Changes Coming to Gmail Ads (and why not to panic)
Since September 2015, advertisers have been able to target users natively within personal Gmail inboxes using Gmail Ads.
The ads appear on the Promotions tab as a collapsed teaser ad which when clicked, expands to an email-sized space to reveal images, videos and/or embedded forms.
Gmail Ads can be targeted to potential customers using many of Google’s display targeting options including keywords, topics and demographics. With domain targeting, it’s also possible to target users who have received emails from specific websites.
At ConversionWorks, we’ve found Gmail Ads to be very effective, particularly for our lead generation clients. Of all the targeting options, domain and keyword targeting often yield the strongest results both in terms of new customer acquisition and CPA.
It was interesting, therefore, to hear the recent announcement that Google will stop scanning Gmail content for ads personalisation later this year. Interesting, yes, but perhaps not surprising, given the concerns raised by data privacy advocates in relation to the scanning of email content since Gmail Ads were first launched.
For advertisers, this means an end to Gmail domain and keyword targeting as we’ve come to know (and love) them. However, we’re not panicking about these changes – and you shouldn’t be either.
Over the last few years, Google has rolled out numerous audience targeting solutions: Similar Audiences, In-Market Audiences, Customer Match and Affinity Audiences (to name a few). When layered into a display campaign, these are all great ways of getting your display ads seen by highly relevant user segments.
Long gone are the days when contextual keyword targeting was one of the only options for matching ads to users across the Google Display Network (or the Google Content Network, as it was called 10 years ago when I launched my first AdWords campaign!). Now, the emphasis is very much on targeting the user based on what Google knows about them from peeking at their account settings. For example – what they’re interested in, how old they are, which products they’ve been looking at. These are all valuable signals that can be used to target ads to users on a granular level.

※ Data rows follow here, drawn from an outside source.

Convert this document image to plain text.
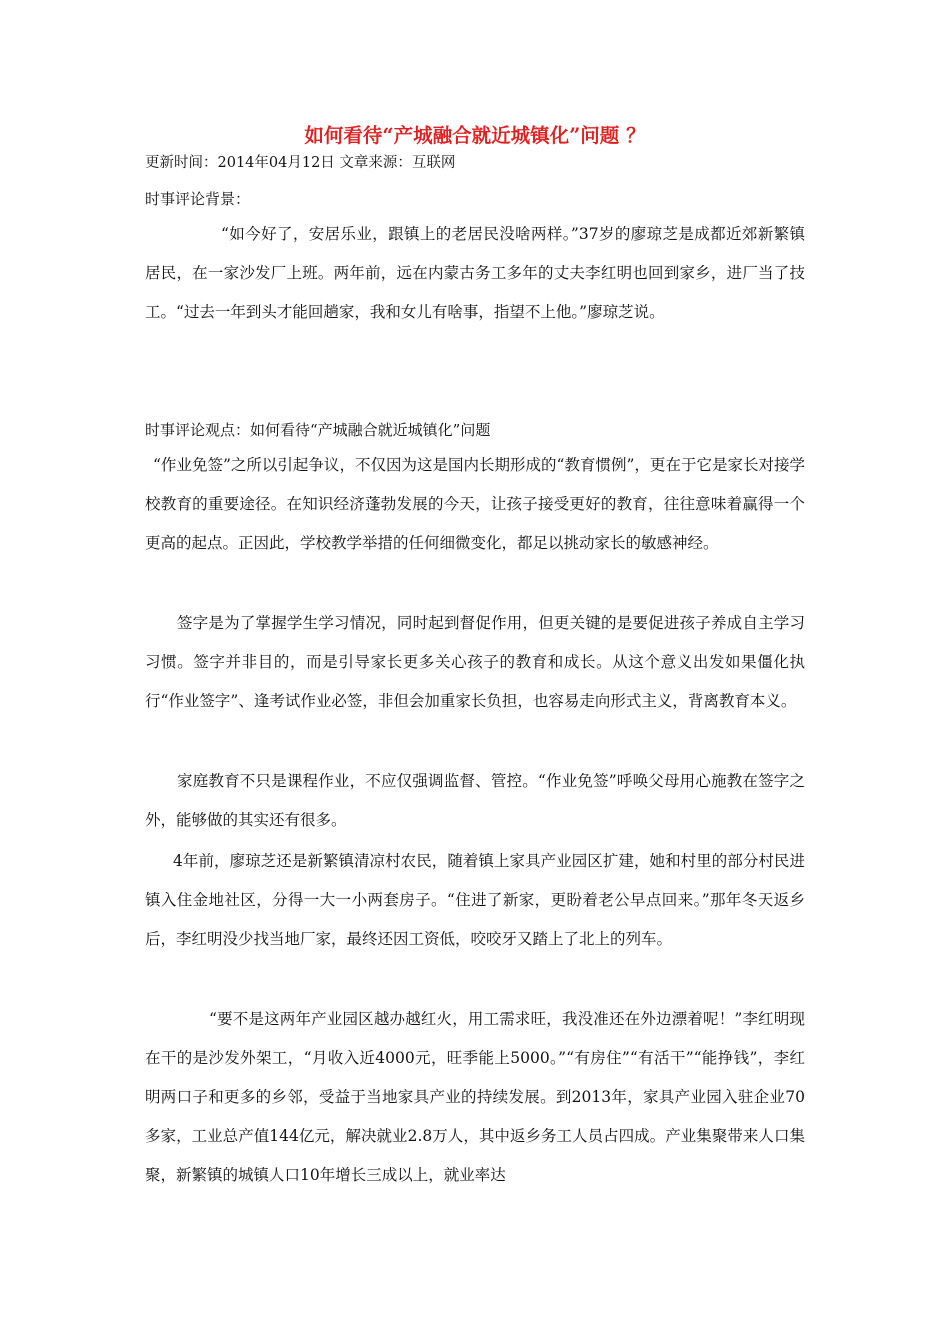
如何看待“产城融合就近城镇化”问题 ？
更新时间：2014年04月12日 文章来源：互联网
时事评论背景：
“如今好了，安居乐业，跟镇上的老居民没啥两样。”37岁的廖琼芝是成都近郊新繁镇居民，在一家沙发厂上班。两年前，远在内蒙古务工多年的丈夫李红明也回到家乡，进厂当了技工。“过去一年到头才能回趟家，我和女儿有啥事，指望不上他。”廖琼芝说。
时事评论观点：如何看待“产城融合就近城镇化”问题
“作业免签”之所以引起争议，不仅因为这是国内长期形成的“教育惯例”，更在于它是家长对接学校教育的重要途径。在知识经济蓬勃发展的今天，让孩子接受更好的教育，往往意味着赢得一个更高的起点。正因此，学校教学举措的任何细微变化，都足以挑动家长的敏感神经。
签字是为了掌握学生学习情况，同时起到督促作用，但更关键的是要促进孩子养成自主学习习惯。签字并非目的，而是引导家长更多关心孩子的教育和成长。从这个意义出发如果僵化执行“作业签字”、逢考试作业必签，非但会加重家长负担，也容易走向形式主义，背离教育本义。
家庭教育不只是课程作业，不应仅强调监督、管控。“作业免签”呼唤父母用心施教在签字之外，能够做的其实还有很多。
4年前，廖琼芝还是新繁镇清凉村农民，随着镇上家具产业园区扩建，她和村里的部分村民进镇入住金地社区，分得一大一小两套房子。“住进了新家，更盼着老公早点回来。”那年冬天返乡后，李红明没少找当地厂家，最终还因工资低，咬咬牙又踏上了北上的列车。
“要不是这两年产业园区越办越红火，用工需求旺，我没准还在外边漂着呢！”李红明现在干的是沙发外架工，“月收入近4000元，旺季能上5000。”“有房住”“有活干”“能挣钱”，李红明两口子和更多的乡邻，受益于当地家具产业的持续发展。到2013年，家具产业园入驻企业70多家，工业总产值144亿元，解决就业2.8万人，其中返乡务工人员占四成。产业集聚带来人口集聚，新繁镇的城镇人口10年增长三成以上，就业率达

So, considering that Gmail Ads use many of the same targeting options as the display network, we shouldn’t need to rely on contextual methods (aka keyword targeting) within our Gmail campaigns to bolster performance. It will still be possible to add keywords, but ads will be matched to users based on their browsing behaviour, rather than keywords within email content.
Domain targeting is likely to be missed, particularly in regards to capturing competitor volume. But with some careful planning, it will be possible to offset the volume lost as a result of the changes, by testing out some new audience targeting tactics.
For example – try adding keywords to your Gmail Ads campaign that relate to the products or service offered by a previously targeted domain. Go deeper by layering in a relevant Affinity Audience. This way, you’ll still be able to reach users in Gmail who are interested in said product or service, who may also be engaging with a competitor brand. The target domain ‘www.petfoodworld.com’ could be replaced with keywords such as ‘dog’, ‘cat’, ‘pets’, and the Affinity Audiences ‘Dog Lovers’ and ‘Cat Lovers’. You get the idea…
To advertisers worried about the changes coming to Gmail Ads: fear not. We anticipate that it will be possible to generate additional volume by experimenting with effective audience-based targeting options including Affinity Audiences and Customer Match, such that the loss of domain and keyword targeting may not have any impact at all on overall Gmail performance.
Planning ahead will be key, so start testing now to ensure your campaigns are well optimised in time for the big switch-off in September.